Connections

image The Atlantic world formed an essential context for a great revolutionary wave in the late eighteenth and early nineteenth centuries. The movement of peoples, commodities, and ideas across the Atlantic Ocean in the eighteenth century created a world of common debates, conflicts, and aspirations. Moreover, the high stakes of colonial empire heightened competition among European states, leading to a series of wars that generated crushing costs for overburdened treasuries. For both the British in their North American colonies and the French at home, the desperate need for new taxes weakened government authority and opened the door to revolution. In turn, the ideals of the French Revolution inspired slaves and free people of color in Saint-Domingue to rise up and claim the promise of liberty, equality, and fraternity for people of all races.

The chain reaction did not end with the liberation movements in Spanish America that followed the Haitian Revolution.
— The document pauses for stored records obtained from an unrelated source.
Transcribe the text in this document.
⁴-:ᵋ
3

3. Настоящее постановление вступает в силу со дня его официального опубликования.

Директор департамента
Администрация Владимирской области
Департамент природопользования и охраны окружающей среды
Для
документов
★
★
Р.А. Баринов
Throughout the nineteenth and early twentieth centuries periodic convulsions occurred in Europe, the Americas, and elsewhere as successive generations struggled over political rights first proclaimed by late-eighteenth-century revolutionaries. Meanwhile, as dramatic political events unfolded, a parallel economic revolution was gathering steam. This was the Industrial Revolution, originating around 1780 and accelerating through the end of the eighteenth century (see Chapter 23). After 1815 the twin forces of industrialization and democratization would combine to transform Europe and the world.